係員に連れられて、関係者以外立入禁止エリアへ。道すがら我々の緊張を解そうと、彼女はいろいろな裏話を披露してくれた。以下はその一部。
  ・彼女が最初に出会った選手はヤオミン。振り向いたら目の前にお尻があったそう。
   彼は"Extremely shy"(それって単に英語が苦手なんじゃない?)だと。

  ・T-Macは女好きらしく、すれ違うたびに"Hey girl"と流し目を使ってくるらしい。
   「でも私はフットボールプレイヤーの方が好きなんだけど」だって。

コート脇に到着しスタンバイ。そこでやっとゲームの内容を理解する。"Let's make a deal"と呼ばれるゲーム。数十ドル分のGift Certificate、もしくは宝物の入った幾つかの箱の中から一つを選ぶ権利、どちらかを取るという単純なもの。箱の中身は高価なものから、それこそバナナ一本なんていうもの(「金券取っておけばよかった」というオチ)まで。

いよいよ待ちに待ったハーフタイムになり、係員にくっ付いてぞろぞろとコートへ向かう。コートからは以外にはっきりファンの顔が見えるものだ。かみさんがカメラを構えているのがはっきりと見えた。自分がビジョンに写っていることを確認し嬉しくなる。

一人目はサイン入りボール、二人目はゴルフプレー券をゲット。期待に胸が膨らみますな。三人目はなんと金券を選択。全くゲームの趣旨を分かってない奴だ。四人目は選手のバブルヘッドを三つだった。

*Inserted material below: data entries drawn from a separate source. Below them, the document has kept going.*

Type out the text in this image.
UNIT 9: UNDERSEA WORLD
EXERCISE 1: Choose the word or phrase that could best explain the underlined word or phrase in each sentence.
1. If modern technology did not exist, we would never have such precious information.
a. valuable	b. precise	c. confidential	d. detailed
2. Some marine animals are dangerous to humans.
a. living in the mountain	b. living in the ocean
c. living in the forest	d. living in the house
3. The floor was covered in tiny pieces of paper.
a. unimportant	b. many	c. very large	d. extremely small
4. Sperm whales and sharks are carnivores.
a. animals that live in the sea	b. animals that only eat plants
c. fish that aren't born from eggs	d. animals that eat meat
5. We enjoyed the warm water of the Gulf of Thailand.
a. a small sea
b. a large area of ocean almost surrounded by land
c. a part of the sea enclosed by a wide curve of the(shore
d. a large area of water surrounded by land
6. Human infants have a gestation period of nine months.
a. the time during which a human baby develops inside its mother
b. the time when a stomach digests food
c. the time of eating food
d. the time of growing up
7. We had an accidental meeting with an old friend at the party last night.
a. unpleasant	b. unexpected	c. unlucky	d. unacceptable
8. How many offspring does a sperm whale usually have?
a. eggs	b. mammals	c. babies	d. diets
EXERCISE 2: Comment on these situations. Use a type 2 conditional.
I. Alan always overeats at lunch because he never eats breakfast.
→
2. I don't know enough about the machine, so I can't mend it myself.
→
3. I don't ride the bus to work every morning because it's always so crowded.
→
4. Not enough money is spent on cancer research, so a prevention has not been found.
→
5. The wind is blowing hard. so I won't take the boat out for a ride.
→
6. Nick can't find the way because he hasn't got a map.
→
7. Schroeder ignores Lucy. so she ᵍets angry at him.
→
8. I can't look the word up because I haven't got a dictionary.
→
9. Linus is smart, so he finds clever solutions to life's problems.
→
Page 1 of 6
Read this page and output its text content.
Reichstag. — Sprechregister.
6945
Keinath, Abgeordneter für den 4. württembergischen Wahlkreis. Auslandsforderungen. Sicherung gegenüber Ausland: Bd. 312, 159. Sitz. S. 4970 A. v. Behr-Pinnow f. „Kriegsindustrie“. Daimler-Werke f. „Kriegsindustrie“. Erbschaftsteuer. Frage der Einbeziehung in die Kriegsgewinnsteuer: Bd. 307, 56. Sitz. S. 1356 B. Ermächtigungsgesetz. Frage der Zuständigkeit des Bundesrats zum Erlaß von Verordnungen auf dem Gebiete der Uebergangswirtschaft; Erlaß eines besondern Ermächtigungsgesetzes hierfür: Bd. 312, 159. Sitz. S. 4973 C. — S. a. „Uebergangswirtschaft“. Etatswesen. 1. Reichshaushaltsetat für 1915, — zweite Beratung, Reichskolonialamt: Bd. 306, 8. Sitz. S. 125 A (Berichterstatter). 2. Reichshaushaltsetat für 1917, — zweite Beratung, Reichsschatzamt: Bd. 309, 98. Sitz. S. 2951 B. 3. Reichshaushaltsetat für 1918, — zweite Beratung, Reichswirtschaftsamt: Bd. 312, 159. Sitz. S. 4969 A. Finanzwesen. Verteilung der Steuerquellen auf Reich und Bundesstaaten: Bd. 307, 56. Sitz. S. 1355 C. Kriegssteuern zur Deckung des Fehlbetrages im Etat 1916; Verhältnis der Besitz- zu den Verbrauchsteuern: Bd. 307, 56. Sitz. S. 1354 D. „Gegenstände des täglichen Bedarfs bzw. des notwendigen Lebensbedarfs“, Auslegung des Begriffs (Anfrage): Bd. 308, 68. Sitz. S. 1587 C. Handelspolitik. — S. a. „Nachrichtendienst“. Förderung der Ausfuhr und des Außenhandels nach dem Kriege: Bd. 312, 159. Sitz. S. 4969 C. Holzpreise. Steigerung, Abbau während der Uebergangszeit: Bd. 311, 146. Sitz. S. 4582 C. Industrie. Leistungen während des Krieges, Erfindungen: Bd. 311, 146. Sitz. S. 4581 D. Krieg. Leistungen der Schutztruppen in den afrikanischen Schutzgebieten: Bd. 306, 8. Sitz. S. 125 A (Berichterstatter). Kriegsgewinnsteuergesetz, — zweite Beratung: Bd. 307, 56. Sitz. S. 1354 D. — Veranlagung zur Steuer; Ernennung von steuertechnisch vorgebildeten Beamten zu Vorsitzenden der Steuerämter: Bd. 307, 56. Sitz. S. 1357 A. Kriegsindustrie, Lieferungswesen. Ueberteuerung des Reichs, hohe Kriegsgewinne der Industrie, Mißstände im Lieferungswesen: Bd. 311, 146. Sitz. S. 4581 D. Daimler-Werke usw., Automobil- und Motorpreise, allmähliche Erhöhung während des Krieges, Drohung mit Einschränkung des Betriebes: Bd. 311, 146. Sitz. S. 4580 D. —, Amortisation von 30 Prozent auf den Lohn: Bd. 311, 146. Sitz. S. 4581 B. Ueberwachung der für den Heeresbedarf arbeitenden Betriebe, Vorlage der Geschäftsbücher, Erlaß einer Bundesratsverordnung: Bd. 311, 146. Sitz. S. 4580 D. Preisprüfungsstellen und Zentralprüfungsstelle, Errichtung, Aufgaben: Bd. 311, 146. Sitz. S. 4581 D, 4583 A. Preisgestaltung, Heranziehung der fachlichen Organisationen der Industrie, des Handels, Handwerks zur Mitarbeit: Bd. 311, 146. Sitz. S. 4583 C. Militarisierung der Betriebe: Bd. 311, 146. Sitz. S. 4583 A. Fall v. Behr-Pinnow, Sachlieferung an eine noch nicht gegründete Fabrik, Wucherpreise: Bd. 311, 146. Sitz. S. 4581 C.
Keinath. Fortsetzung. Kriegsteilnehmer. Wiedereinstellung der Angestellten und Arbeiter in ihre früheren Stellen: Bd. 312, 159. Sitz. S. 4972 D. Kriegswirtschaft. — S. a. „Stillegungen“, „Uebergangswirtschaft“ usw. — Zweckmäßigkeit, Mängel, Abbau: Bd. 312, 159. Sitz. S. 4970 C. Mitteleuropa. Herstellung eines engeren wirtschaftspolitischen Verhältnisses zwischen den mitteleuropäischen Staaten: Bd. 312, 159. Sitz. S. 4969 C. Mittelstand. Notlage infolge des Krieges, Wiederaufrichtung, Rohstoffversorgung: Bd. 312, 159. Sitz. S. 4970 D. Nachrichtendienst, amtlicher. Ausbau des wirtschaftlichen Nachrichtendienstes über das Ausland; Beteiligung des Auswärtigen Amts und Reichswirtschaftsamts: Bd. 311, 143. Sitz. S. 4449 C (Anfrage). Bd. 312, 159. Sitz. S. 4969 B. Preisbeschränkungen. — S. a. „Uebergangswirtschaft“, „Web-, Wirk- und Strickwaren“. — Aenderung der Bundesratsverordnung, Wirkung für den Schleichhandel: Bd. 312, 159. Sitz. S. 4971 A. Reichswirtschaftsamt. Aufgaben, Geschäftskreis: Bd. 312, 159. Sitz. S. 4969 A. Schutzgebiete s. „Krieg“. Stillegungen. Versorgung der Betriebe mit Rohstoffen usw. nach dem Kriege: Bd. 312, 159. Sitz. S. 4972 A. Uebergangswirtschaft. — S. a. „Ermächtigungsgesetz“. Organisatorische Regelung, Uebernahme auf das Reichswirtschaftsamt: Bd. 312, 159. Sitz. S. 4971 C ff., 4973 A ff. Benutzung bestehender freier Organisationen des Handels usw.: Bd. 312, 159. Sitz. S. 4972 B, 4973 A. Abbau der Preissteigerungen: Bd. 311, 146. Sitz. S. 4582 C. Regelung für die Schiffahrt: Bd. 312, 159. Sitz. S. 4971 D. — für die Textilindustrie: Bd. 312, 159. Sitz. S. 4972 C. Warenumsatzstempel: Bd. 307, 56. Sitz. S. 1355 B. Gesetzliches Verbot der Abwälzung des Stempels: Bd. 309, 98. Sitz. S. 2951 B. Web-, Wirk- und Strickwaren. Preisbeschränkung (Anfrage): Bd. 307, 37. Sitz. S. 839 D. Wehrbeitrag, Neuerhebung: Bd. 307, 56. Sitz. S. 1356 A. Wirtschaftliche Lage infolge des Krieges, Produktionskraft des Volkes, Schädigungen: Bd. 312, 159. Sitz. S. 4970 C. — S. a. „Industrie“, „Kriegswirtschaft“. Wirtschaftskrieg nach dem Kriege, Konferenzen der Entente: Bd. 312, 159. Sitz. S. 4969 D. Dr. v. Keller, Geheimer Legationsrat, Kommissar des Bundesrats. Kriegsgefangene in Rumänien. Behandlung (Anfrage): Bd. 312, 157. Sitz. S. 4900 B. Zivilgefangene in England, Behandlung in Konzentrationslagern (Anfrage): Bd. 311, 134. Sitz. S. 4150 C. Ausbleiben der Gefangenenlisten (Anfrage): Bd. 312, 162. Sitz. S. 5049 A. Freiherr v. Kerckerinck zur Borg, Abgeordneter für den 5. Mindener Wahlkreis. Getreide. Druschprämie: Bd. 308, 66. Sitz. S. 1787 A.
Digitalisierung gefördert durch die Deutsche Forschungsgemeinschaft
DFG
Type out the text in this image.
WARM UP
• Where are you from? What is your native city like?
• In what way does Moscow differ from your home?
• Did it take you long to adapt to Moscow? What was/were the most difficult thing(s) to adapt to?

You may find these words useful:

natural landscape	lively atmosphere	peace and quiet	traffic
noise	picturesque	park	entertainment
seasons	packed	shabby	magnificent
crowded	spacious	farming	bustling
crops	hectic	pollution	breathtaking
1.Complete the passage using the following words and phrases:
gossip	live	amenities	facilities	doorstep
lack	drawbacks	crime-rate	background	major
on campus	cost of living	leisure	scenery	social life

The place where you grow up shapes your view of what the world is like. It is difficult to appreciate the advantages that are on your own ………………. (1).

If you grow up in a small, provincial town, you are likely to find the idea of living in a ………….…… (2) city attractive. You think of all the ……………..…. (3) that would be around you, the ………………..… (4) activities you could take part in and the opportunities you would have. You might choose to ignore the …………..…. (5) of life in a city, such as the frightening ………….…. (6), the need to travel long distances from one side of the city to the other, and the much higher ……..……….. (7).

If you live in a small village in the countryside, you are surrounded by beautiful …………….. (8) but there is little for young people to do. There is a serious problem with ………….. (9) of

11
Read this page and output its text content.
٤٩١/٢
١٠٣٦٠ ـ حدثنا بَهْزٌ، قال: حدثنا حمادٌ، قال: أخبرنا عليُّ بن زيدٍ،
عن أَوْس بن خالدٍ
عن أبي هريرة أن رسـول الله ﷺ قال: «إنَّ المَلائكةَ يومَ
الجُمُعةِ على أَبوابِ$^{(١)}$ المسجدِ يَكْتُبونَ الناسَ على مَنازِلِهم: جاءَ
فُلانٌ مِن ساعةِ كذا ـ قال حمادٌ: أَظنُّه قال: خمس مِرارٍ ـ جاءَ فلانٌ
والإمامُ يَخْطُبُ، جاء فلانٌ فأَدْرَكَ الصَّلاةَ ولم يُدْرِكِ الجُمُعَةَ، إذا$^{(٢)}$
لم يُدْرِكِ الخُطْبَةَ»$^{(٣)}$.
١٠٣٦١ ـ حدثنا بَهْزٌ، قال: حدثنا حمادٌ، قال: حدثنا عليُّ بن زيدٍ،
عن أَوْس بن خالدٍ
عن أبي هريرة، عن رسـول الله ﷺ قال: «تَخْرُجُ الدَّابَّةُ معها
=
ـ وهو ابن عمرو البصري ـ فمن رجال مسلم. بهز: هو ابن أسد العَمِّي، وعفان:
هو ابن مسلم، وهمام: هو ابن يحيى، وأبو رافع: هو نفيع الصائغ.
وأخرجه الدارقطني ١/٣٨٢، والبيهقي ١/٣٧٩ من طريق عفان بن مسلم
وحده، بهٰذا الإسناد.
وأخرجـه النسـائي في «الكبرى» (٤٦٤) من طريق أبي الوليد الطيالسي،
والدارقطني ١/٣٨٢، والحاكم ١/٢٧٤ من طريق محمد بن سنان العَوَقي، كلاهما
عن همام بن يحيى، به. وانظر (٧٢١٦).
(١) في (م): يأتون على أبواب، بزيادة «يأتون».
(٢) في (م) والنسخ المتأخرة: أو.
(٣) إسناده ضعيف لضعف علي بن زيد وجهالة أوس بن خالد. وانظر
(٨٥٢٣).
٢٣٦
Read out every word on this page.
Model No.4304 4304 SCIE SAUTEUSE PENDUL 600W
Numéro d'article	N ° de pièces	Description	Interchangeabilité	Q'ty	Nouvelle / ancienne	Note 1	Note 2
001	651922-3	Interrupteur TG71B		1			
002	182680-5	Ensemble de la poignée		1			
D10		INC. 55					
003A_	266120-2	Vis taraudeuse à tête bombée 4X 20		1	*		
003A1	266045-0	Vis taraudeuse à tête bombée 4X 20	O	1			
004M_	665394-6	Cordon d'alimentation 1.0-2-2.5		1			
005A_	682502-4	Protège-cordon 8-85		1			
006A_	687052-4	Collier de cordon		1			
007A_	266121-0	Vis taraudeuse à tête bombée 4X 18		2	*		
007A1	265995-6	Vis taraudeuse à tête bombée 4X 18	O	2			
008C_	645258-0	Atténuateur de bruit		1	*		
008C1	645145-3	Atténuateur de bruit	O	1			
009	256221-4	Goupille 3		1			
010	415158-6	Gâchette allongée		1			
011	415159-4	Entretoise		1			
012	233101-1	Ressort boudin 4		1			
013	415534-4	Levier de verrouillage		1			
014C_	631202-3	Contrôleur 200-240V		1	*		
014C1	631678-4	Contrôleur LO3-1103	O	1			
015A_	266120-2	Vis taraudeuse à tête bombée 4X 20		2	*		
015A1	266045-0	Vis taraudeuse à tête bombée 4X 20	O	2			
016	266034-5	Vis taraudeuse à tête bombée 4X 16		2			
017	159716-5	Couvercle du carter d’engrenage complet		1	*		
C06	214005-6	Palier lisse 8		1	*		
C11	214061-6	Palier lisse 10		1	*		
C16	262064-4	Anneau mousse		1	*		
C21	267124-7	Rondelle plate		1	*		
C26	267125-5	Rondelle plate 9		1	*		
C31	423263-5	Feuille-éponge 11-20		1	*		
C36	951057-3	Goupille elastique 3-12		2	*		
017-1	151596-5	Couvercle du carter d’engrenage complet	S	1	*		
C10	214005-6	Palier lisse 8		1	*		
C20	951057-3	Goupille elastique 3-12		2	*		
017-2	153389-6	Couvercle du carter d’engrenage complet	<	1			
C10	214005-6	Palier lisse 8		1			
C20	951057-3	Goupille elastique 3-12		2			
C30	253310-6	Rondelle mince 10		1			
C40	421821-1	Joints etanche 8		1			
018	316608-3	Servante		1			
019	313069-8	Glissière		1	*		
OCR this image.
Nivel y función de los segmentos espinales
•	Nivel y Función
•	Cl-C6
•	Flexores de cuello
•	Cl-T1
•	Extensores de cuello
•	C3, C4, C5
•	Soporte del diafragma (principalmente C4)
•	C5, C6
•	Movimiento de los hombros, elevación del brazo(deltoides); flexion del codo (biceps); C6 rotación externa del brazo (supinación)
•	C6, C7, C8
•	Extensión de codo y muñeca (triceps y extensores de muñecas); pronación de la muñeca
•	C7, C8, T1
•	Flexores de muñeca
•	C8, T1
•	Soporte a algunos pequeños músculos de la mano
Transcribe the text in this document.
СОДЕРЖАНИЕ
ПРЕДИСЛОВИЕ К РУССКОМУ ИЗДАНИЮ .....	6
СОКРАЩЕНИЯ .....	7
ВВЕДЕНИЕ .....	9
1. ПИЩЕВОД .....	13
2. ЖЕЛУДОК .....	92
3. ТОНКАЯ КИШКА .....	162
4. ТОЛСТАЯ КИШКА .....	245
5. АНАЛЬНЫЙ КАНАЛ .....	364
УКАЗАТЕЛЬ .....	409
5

そしていよいよ自分の番が来た。MCは毎回同じ質問を繰り返す。「さて、君には二つの選択肢がある。一つはこの金券100ドル分。ロケッツグッツも買えるし、食事もできるし、ビールを飲んでもいいぜ。もう一つは残りの3つの箱の中から1つを選ぶこと。そういえばまだ一等はでてなかったな。。。」聞くまでないぜ。俺はショーって奴を理解しているつもりだ。自分の結婚式の2次会でも裸になった男だぜ。ここで金券を選んで会場を盛り下げるようなことは間違ってもしない。

迷わずに箱を選択。残っていた一番大きな箱を選ぶと、中には封筒が一つ。おっと、チケットか?おいおい、こっちは明日にはサンアントニオに向かうんだ。予定を変更する訳にはいかないな。これって買い取ってくれるのかな。。。何てことを考えながら封筒の中身を開くと、中の紙切れに、"Clutch Noogie"の文字が。

一体それが何を意味しているのか全く分からない。

会場からは失笑が。何となく嫌な予感が。。。足音が近づいてくるので振り向くと、そこには、RocketsのマスコットであるClutch君が俺に向かって猛ダッシュしてくるではないか!とっさのことで何のリアクションも取れない俺の頭を掴み、ヘッドロックをかますと、奴は俺の髪の毛を猛烈な勢いで掻きむしり始める。遠のく意識の向こうで巻き起こる爆笑の渦。(写真は、"Clutch Noogie"の紙を手に、Clutch君にもみくちゃにされる筆者がビジョンに写ったところ)

ここで"Noogie"の意味が分からなかった方、一緒にお勉強しましょう。
"Noogie"
【名-1】 こぶしで軽く小突くこと◆愛情表現の一種
【名-2】 キス、ペッティング、抱擁{ほうよう}    (アルク 英辞郎より)
もちろん僕がやられたのは【名-1】の方。もしヒューストンもしくは他のフランチャイズでハーフタイムショーに選ばれ、同じく「○○ Noogie」のくじを引いてしまった方、足音のする方向に体を向けたら、すかさずスピアーか稲妻レッグラリアートをかまして下さい。

結局ババくじを引いたのを僕だけ。しかし、芸人なら喉から手が出るほど欲しい、このおいしすぎるオチに大満足。パツキンの彼女に礼を言って帰ると、後で彼女はお土産にRocketのTシャツをわざわざ持って来てくれた。ありがとう!

という訳で、正直前半は気もそぞろだったのとゲームの準備とで、殆ど試合を見られていない。。。ゲームの分析はまた今度!